Tom Gould

Oxford commemorates end of First World War

On a bright Autumn morning on 11th November, crowds mustered along St. Giles to participate in the Remembrance Day service marking the initiation of the armistice and the end of fighting in the First World War.

The service was led by faith leaders, including the Rev Charlotte Bannister-Parker, Bishop of Oxford Rt Revd Steven Croft, Wendy Fidler of the Jewish Community, Jawaid Malik JP of the Muslim Community, Chinta Kallie of the Hindu Community, Davinder Singh of the Sikh Community, John White of Humanists UK, Br Minlib Dallh O.P. from the Roman Catholic Church and the Rev.d Prof Paul Fiddes of the Free Churches of Oxford.

The ceremony began with an address by the Lord Mayor of Oxford, Councillor Colin Cook and consisted of a variety prayers, hymns, music, poetry and speeches paying tribute to the sacrifices of those involved in the war.

Mike Henderson, Vice President of the Oxford City Group of the Royal British Legion read an excerpt from Lawrence Binyon’s poem, “They shall not grow old…”

The crowd joined in intoning the chorus, “We will remember them”.

Following the Act of Remembrance, a bugler sounded the Last Post and a hushed silence fell across St. Giles. Files of troops stood to attention, regimental banners fluttering in the breeze as the amassed people of Oxford were absorbed in two minutes of reflection and contemplation.
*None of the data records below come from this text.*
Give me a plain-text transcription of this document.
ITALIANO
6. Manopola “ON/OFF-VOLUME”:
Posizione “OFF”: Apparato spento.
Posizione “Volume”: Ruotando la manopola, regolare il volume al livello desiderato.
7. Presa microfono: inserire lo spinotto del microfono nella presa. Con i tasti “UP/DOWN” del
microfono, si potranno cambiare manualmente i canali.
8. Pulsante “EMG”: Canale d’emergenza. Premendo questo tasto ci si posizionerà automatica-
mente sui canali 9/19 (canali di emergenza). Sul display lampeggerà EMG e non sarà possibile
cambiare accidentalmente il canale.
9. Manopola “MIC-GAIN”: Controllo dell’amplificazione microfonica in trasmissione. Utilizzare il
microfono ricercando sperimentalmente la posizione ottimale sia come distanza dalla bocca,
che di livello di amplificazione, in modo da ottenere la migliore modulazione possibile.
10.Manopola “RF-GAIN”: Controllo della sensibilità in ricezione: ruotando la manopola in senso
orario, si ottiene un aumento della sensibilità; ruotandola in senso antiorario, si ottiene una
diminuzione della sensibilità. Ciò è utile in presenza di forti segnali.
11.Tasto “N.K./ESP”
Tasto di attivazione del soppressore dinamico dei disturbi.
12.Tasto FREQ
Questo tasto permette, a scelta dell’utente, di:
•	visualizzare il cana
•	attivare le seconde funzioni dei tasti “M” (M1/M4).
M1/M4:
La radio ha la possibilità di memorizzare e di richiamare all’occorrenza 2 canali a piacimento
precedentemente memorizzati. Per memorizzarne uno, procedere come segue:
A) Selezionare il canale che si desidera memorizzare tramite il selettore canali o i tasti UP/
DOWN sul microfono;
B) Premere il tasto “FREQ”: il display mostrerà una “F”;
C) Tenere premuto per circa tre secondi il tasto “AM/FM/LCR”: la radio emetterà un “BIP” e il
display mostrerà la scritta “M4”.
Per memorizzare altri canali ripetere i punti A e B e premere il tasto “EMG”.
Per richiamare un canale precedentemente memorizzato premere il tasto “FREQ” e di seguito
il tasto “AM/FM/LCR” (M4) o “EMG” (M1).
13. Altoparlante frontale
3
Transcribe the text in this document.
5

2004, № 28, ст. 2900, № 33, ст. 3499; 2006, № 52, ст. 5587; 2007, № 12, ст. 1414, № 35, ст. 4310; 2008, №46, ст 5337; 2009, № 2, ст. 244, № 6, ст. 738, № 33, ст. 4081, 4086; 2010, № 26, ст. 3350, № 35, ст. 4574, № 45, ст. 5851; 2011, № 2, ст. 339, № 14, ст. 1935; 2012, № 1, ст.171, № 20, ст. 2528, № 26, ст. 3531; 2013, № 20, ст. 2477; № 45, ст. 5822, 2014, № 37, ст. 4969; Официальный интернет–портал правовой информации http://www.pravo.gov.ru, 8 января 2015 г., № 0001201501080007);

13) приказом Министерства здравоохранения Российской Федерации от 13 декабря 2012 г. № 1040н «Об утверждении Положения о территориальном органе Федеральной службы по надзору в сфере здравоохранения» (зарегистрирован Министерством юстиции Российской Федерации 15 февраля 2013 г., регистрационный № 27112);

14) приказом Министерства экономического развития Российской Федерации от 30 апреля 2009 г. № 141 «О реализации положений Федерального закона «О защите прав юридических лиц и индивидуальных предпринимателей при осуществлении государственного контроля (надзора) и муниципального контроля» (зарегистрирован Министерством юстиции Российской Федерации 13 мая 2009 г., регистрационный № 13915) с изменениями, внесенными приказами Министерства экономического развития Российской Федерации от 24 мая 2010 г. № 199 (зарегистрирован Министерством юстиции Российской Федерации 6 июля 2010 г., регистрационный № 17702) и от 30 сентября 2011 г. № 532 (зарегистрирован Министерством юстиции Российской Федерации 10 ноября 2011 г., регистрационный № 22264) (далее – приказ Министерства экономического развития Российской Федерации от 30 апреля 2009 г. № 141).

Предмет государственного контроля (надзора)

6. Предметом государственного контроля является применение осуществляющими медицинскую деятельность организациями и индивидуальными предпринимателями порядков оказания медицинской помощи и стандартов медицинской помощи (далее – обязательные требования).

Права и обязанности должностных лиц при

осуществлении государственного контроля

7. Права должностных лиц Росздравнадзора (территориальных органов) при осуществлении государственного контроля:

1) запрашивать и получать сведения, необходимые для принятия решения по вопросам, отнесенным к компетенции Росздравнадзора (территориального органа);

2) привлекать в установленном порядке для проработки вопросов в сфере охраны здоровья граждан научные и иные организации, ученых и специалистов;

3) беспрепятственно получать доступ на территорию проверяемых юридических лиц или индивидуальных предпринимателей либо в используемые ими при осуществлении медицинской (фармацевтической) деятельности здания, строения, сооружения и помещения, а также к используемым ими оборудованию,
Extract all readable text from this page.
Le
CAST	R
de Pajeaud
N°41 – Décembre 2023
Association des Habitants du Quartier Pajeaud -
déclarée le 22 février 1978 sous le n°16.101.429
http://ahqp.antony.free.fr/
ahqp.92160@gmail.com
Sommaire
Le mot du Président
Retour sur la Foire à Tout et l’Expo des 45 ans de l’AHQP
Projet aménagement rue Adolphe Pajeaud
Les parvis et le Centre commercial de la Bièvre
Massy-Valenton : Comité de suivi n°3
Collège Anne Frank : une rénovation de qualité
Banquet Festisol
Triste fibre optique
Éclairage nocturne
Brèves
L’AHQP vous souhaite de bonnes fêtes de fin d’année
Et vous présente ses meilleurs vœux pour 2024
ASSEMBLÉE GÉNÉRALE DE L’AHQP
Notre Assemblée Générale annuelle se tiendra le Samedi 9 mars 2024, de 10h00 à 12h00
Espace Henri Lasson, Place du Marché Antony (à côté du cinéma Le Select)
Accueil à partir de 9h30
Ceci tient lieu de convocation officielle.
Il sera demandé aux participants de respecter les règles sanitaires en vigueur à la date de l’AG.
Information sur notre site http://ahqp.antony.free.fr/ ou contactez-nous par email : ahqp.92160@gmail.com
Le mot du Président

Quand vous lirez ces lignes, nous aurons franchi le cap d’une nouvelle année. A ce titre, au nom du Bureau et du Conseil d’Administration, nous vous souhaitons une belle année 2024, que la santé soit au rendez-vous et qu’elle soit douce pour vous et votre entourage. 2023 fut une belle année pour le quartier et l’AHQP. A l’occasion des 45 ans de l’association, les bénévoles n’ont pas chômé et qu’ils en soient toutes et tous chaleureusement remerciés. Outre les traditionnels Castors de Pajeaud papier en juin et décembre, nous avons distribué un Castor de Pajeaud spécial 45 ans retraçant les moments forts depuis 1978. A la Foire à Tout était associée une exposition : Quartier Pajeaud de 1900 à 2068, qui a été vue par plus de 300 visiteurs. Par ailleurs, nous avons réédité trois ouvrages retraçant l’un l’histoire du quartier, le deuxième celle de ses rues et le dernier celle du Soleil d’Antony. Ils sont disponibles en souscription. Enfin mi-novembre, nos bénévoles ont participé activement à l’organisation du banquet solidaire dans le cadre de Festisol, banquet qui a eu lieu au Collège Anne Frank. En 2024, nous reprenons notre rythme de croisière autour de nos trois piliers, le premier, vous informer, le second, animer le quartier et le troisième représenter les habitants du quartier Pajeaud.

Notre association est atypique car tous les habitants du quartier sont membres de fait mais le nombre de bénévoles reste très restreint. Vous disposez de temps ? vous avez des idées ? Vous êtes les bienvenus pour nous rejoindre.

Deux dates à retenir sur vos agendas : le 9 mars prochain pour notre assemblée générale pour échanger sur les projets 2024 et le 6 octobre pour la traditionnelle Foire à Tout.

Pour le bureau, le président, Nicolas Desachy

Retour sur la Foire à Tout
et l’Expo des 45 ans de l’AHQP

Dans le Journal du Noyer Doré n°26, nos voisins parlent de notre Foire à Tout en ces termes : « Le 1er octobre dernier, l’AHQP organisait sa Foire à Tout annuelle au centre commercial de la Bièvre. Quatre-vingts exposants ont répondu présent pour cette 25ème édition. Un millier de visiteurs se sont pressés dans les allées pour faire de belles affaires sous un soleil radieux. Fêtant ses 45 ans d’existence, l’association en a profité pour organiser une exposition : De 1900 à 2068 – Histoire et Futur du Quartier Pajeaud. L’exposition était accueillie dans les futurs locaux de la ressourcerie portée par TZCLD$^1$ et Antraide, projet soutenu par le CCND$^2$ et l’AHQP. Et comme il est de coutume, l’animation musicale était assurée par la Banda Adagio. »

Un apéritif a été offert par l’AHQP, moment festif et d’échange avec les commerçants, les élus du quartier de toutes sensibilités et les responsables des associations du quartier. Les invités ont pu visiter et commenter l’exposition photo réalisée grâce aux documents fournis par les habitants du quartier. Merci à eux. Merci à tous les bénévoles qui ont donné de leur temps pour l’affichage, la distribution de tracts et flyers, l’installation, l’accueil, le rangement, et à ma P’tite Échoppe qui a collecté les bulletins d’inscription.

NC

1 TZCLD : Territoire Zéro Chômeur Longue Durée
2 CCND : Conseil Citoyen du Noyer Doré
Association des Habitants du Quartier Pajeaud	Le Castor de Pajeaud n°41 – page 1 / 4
The Reveille broke the silence and the service was concluded with some selected hymns, an Act of Commitment led by Tim Stevenson OBE Lord Lieutenant of Oxfordshire who called on all to “pledge ourselves anew to the service of God and mankind: that we may help, encourage and comfort others, and support those working for the relief of the needy and for the peace and welfare of the nations”.

A rendition of God Save the Queen was sung before members of the public were invited to place their own tributes on the monument at the end of St. Giles.

One member of the crowd told The Oxford Student: “It felt really special to have such a moving ceremony in Oxford”.